Economic development of the Milk River sand requires that each well produce to the maximum of its capabilities. This infers it is highly desirable that initial well completions should be optimized by including the best potentially productive intervals. However, the producible sand lenses in this reservoir have been difficult to detect using conventional log analysis due to the extreme shaliness of the reservoir.

New techniques using a computer analysis of the well logs have been effective in delineating producing zones within the gross Milk River section. Knowledge of which zones are naturally permeable, as derived from the analysis, permits optimization of completion programs by perforation of only those zones capable of production. Comparison of actual production with that predicted determines the success of the completion and the effectiveness of the stimulation technique.


During the past three years the south-eastern portion of the province of Alberta, as shown in Fig. 1, has been the scene of considerable shallow-gas drilling activity. One of the main zones of interest being developed in this area is the gas-bearing Milk River formation.

The gross thickness of the Milk River formation ranges up to 350 feet, and consists of tightly interbedded layers of shale, sandstone, and siltstone with average permeability values less than 0.1 md. The low average permeability results in production rates from conventionally cased wells, which are uneconomical unless stimulated by fracturing. Wells that have been fraced show significant increases in production rate when compared to similar offset wells completed open hole.


Improvements in well deliverability rates significantly affect Milk River project economics.
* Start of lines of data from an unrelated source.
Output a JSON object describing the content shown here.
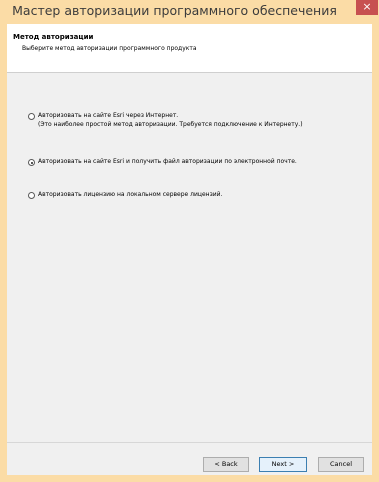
{
  "window": {
    "title": "Мастер авторизации программного обеспечения",
    "close_glyph": "×"
  },
  "header": {
    "title": "Метод авторизации",
    "subtitle": "Выберите метод авторизации программного продукта"
  },
  "options": [
    {
      "line1": "Авторизовать на сайте Esri через Интернет.",
      "line2": "(Это наиболее простой метод авторизации. Требуется подключение к Интернету.)",
      "selected": false
    },
    {
      "line1": "Авторизовать на сайте Esri и получить файл авторизации по электронной почте.",
      "selected": true
    },
    {
      "line1": "Авторизовать лицензию на локальном сервере лицензий.",
      "selected": false
    }
  ],
  "buttons": {
    "back": "< Back",
    "next": "Next >",
    "cancel": "Cancel"
  },
  "colors": {
    "titlebar": "#fbdca6",
    "close": "#c75050",
    "client": "#f0f0f0"
  }
}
To illustrate the impact of improving the initial production rate from 150 Mcf/D to 250 Mcf/D per well, economic forecasts using the parameters listed in Table 1 were prepared. Fig. 2 illustrates the results of these forecasts over a large range of present-worth discount factors.
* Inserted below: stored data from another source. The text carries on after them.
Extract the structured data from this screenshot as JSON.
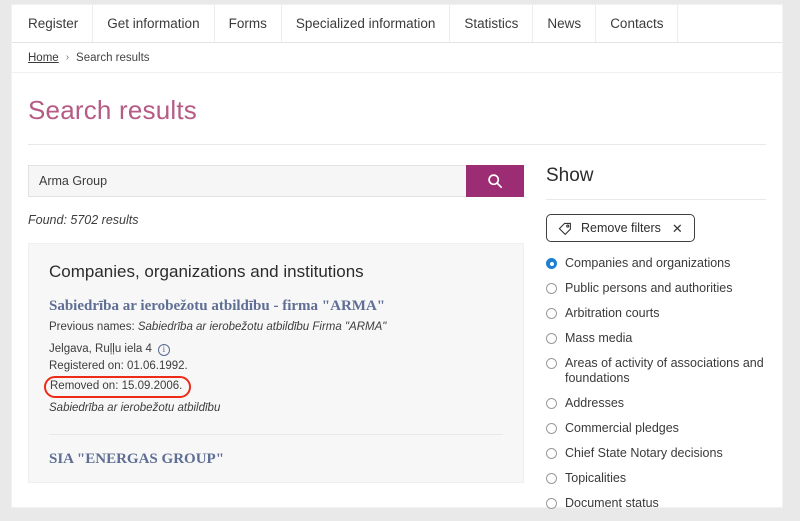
{
  "nav": {
    "items": [
      {
        "label": "Register"
      },
      {
        "label": "Get information"
      },
      {
        "label": "Forms"
      },
      {
        "label": "Specialized information"
      },
      {
        "label": "Statistics"
      },
      {
        "label": "News"
      },
      {
        "label": "Contacts"
      }
    ]
  },
  "breadcrumb": {
    "home": "Home",
    "separator": "›",
    "current": "Search results"
  },
  "page": {
    "title": "Search results"
  },
  "search": {
    "value": "Arma Group",
    "placeholder": "Arma Group",
    "button_icon": "search-icon",
    "found_text": "Found: 5702 results",
    "accent_color": "#9c2d74"
  },
  "result_card": {
    "heading": "Companies, organizations and institutions",
    "entity": {
      "name": "Sabiedrība ar ierobežotu atbildību - firma \"ARMA\"",
      "previous_names_label": "Previous names:",
      "previous_names_value": "Sabiedrība ar ierobežotu atbildību Firma \"ARMA\"",
      "address": "Jelgava, Ruļļu iela 4",
      "address_info_icon": "info-icon",
      "registered_on": "Registered on: 01.06.1992.",
      "removed_on": "Removed on: 15.09.2006.",
      "removed_on_highlight_color": "#ee2b18",
      "entity_type": "Sabiedrība ar ierobežotu atbildību"
    },
    "next_entity": {
      "name": "SIA \"ENERGAS GROUP\""
    }
  },
  "sidebar": {
    "title": "Show",
    "remove_filters": {
      "label": "Remove filters",
      "tag_icon": "tag-icon",
      "close_icon": "close-icon"
    },
    "filters": [
      {
        "label": "Companies and organizations",
        "selected": true
      },
      {
        "label": "Public persons and authorities",
        "selected": false
      },
      {
        "label": "Arbitration courts",
        "selected": false
      },
      {
        "label": "Mass media",
        "selected": false
      },
      {
        "label": "Areas of activity of associations and foundations",
        "selected": false
      },
      {
        "label": "Addresses",
        "selected": false
      },
      {
        "label": "Commercial pledges",
        "selected": false
      },
      {
        "label": "Chief State Notary decisions",
        "selected": false
      },
      {
        "label": "Topicalities",
        "selected": false
      },
      {
        "label": "Document status",
        "selected": false
      }
    ]
  }
}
Table II presents a summary of the project economics calculated in Fig. 2 assuming a ten percent resent-worth discount factor with initial production rates of 150, 200 and 250 Mcf/D. An initial rate of 150 Mcf/D increased to 200 Mcf/D increases the present worth by 77 percent to$5.731 million while an increase to 250 Mcf/D from 150 Mcf/D increases the present worth 252 percent to $8.168 million. While these values are very hypothetical and are subject to the assumptions of Table I, it is readily evident that initial production rate very definitely affects the economics of a Milk River development project.
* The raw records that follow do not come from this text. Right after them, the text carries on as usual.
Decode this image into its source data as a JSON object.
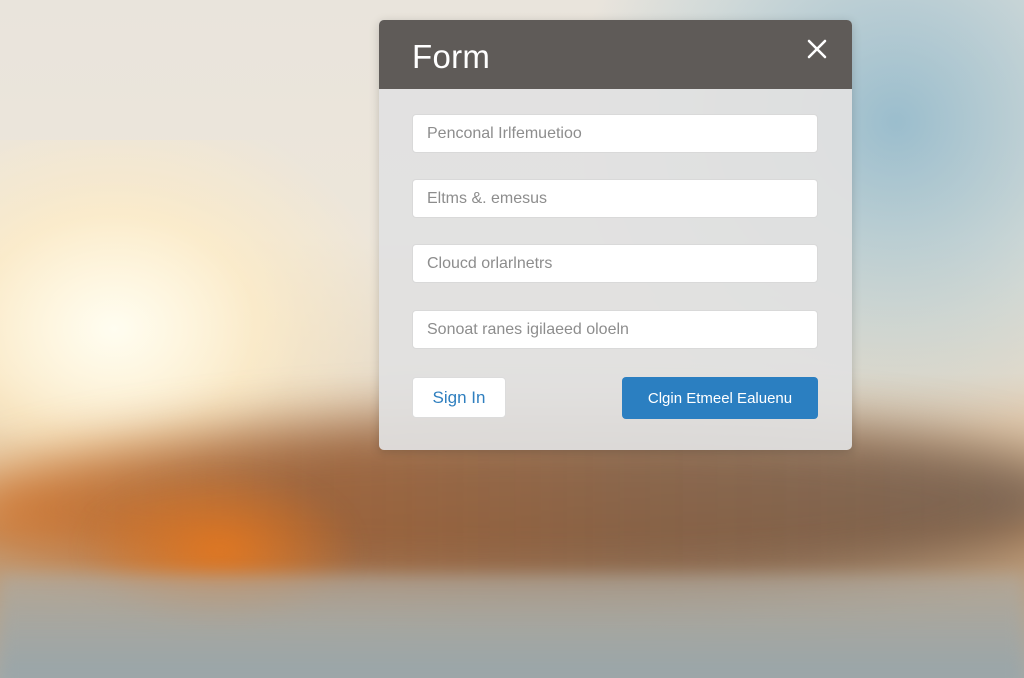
{
  "dialog": {
    "title": "Form",
    "close_icon": "close-icon",
    "fields": [
      {
        "placeholder": "Penconal Irlfemuetioo",
        "value": ""
      },
      {
        "placeholder": "Eltms &. emesus",
        "value": ""
      },
      {
        "placeholder": "Cloucd orlarlnetrs",
        "value": ""
      },
      {
        "placeholder": "Sonoat ranes igilaeed oloeln",
        "value": ""
      }
    ],
    "secondary_button_label": "Sign In",
    "primary_button_label": "Clgin Etmeel Ealuenu"
  },
  "colors": {
    "header": "#5f5b58",
    "primary_button": "#2b7fc1",
    "secondary_button_text": "#2f7fbf"
  }
}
It is apparent that optimization of the completion intervals, with resulting maximization of the initial production rate, is extremely important when operating a Milk River project. Delineating the intervals of potential production in this complex reservoir depend on identification of the zones which are naturally permeable and arecapable of production. Once the permeable sections are identified, the zones which indicate the best producibility characteristics can be selected for completion.